Albinos “caçados” na Tanzania e Burundi
A falta de pigmentação na pele, nos olhos e nos cabelos que têm os albinos é um estigma em muitos países da África. Segundo informações disponíveis, na Tanzania e no Burundi, nos últimos meses, dezenas de albinos foram assassinados e partes de seus corpos acabaram no contrabando alimentado pela supertição. Informações daquele país dão conta que os assassinos de albinos buscam partes de seus corpos, como dedos, órgãos sexuais, línguas e cabelo, para a venda, uma vez que se acredita que os albinos “dão sorte” no negócio.
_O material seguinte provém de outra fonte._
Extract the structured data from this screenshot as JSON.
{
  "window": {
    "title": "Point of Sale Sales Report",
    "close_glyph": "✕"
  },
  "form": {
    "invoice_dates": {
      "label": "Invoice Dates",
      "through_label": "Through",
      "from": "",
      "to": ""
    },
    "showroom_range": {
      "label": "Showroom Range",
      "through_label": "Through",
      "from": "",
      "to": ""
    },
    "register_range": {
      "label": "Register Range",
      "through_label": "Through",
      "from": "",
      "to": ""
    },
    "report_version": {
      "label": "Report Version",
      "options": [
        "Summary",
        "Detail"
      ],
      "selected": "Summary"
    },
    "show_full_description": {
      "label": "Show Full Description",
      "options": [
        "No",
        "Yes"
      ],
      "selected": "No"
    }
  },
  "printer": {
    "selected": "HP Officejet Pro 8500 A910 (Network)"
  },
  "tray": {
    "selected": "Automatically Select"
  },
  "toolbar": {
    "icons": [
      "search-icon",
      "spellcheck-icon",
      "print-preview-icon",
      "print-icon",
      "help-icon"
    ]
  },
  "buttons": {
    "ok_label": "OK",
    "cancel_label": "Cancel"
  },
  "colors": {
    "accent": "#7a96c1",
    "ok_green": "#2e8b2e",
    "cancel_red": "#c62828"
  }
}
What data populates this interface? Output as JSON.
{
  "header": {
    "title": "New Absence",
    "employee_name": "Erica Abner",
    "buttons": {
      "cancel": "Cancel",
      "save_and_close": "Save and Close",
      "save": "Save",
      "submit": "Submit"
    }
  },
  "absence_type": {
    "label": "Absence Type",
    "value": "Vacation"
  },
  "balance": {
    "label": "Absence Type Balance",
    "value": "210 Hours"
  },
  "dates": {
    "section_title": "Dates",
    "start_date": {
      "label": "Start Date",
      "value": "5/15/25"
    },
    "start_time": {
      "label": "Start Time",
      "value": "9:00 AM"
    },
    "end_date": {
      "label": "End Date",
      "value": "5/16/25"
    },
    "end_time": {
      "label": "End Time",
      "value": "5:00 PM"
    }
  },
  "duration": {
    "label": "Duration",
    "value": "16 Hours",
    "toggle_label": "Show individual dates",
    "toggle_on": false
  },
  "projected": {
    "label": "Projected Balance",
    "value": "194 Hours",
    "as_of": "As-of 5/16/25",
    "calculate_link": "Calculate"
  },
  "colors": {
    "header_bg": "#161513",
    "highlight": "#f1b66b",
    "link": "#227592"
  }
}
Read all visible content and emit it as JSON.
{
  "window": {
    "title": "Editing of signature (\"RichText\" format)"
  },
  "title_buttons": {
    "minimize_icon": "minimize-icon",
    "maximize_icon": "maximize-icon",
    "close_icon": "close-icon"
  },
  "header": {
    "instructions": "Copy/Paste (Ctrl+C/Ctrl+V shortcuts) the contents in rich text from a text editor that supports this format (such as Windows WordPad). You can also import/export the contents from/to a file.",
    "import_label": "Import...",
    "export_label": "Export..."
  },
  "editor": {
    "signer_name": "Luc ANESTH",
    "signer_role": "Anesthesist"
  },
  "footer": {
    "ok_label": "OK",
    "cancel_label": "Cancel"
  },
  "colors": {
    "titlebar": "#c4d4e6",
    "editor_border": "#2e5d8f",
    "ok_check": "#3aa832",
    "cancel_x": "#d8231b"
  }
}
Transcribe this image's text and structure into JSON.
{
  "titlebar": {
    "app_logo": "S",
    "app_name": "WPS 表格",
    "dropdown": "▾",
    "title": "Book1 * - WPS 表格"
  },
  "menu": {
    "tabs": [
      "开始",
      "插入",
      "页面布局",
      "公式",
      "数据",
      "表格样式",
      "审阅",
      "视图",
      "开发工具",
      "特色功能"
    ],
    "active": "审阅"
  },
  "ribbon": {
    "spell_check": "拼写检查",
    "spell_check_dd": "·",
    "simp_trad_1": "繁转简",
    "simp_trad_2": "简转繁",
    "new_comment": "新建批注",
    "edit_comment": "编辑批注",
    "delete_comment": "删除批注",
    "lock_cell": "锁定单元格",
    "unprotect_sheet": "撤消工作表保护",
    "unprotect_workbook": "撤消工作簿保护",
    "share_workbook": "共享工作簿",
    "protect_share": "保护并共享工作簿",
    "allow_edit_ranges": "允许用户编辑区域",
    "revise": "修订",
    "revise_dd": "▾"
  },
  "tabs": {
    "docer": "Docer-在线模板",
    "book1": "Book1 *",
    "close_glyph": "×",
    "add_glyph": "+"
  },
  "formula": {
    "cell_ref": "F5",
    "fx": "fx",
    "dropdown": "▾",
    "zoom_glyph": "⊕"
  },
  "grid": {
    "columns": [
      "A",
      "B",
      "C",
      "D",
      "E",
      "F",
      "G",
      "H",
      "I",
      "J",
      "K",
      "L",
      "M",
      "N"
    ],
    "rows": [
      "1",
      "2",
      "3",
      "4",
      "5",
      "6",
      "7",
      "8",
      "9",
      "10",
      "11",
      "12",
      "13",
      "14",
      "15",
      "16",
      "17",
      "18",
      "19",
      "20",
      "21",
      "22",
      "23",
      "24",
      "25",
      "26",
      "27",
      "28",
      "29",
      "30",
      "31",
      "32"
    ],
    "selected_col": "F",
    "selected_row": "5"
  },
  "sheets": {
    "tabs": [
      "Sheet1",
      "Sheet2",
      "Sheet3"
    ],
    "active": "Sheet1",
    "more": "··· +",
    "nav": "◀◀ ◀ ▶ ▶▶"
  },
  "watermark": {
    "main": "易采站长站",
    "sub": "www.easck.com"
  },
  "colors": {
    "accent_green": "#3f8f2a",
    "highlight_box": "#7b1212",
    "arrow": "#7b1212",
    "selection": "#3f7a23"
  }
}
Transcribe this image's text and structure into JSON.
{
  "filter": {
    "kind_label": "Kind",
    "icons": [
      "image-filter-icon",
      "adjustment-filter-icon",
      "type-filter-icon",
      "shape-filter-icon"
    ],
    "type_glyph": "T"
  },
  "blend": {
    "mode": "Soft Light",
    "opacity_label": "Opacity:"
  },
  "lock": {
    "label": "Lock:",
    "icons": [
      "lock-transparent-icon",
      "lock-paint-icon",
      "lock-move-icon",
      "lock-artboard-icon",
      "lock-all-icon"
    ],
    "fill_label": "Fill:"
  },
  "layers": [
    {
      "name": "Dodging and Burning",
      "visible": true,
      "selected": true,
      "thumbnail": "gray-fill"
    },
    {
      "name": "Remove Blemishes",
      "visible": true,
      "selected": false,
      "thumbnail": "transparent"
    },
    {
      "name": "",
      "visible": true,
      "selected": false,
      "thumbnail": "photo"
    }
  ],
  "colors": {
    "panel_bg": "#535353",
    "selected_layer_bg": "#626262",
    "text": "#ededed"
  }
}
Os órgãos dos albinos assassinados no Burundi são comercializados na Tanzania e de lá para a África do Sul entre outras partes de África. A título ilustrativo, os albinos na Tanzania estão a pedir protecção especial depois de uma série de assassinatos ligados a práticas de feitiçaria. Pelo menos 25 pessoas foram mortas em 2007, a última das quais um bebé de sete meses.Uma investigação da BBC descobriu provas segundo as quais feiticeiros estariam a preparar-se para oferecer órgãos humanos para venda.Os feiticeiros estariam a tentar convencer os seus clientes que poções feitas com pedaços de corpos de albinos podiam fazê-los enriquecer.Calcula-se que existam cerca de 170 mil albinos na Tanzania, apesar do número de registados oficialmente ser muito inferior.Em Agosto deste ano, na região piscatória de Mwanza, na Tanzania, dois albinos foram vítimas de ataques horripilantes.Um homem de 52 anos de idade foi esfaqueado até à morte no quintal da sua própria casa quando fazia uma refeição com a mulher.Na última semana de Agosto de 2005, um bebé de sete meses foi arrancado dos braços dos pais e morto por um grupo de pessoas armadas com catanas.Por causa desta onda de assassinatos, o Presidente Jakaya Kikwete ordenou a realização de um censo de todos os albinos na Tanzania para lhes oferecer protecção.Contudo, há crescentes suspeitas de que elementos da polícia tanzaniana poderão estar envolvidos no comércio.Apesar de mais de 150 pessoas terem sido detidas em conexão com esses crimes, não houve qualquer acusação bem sucedida.